My guess is that they have Claude generate a set of candidate outputs and the Claude chooses the "best" candidate and returns that. I agree this improves the usefulness of the output but I don't think this is a fundamentally different thing from "guessing the next token".
UPDATE: I read the paper and I was being overly generous. It's still just guessing the next token as it always has. This "multi-hop reasoning" is really just another way of talking about the relationships between tokens.
That's not the methodology they used. They're actually inspecting Claude's internal state and suppression certain concepts, or replacing them with others. The paper goes into more detail. The "planning" happens further in advance than "the next token".

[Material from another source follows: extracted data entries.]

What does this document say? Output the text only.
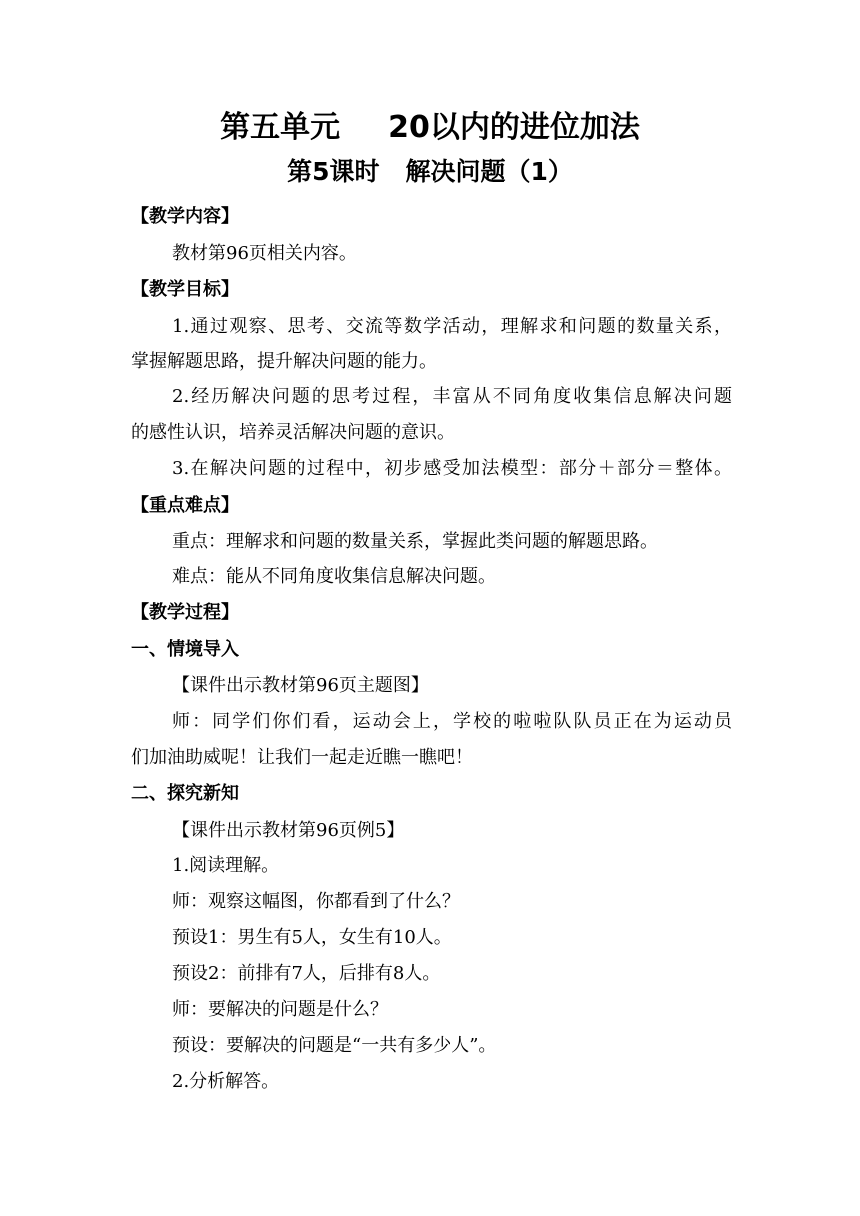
第五单元 20以内的进位加法
第5课时 解决问题（1）
【教学内容】
教材第96页相关内容。
【教学目标】
1.通过观察、思考、交流等数学活动，理解求和问题的数量关系，
掌握解题思路，提升解决问题的能力。
2.经历解决问题的思考过程，丰富从不同角度收集信息解决问题
的感性认识，培养灵活解决问题的意识。
3.在解决问题的过程中，初步感受加法模型：部分＋部分＝整体。
【重点难点】
重点：理解求和问题的数量关系，掌握此类问题的解题思路。
难点：能从不同角度收集信息解决问题。
【教学过程】
一、情境导入
【课件出示教材第96页主题图】
师：同学们你们看，运动会上，学校的啦啦队队员正在为运动员
们加油助威呢！让我们一起走近瞧一瞧吧！
二、探究新知
【课件出示教材第96页例5】
1.阅读理解。
师：观察这幅图，你都看到了什么？
预设1：男生有5人，女生有10人。
预设2：前排有7人，后排有8人。
师：要解决的问题是什么？
预设：要解决的问题是“一共有多少人”。
2.分析解答。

Okay, I read the paper. I see what they are saying but I strongly disagree that the model is "thinking". They have highlighted that relationships between words is complicated, which we already knew. They also point out that some words are related to other words which are related to other words which, again, we already knew. Lastly they used their model (not Claude) to change the weights associated with some words, thus changing the output to meet their predictions, which I agree is very interesting.
Interpreting the relationship between words as "multi-hop reasoning" is more about changing the words we use to talk about things and less about fundamental changes in the way LLMs work. It's still doing the same thing it did two years ago (although much faster and better). It's guessing the next token.
It’s a next letter guesser. Put in a different set of letters to start, and it’ll guess the next letters differently.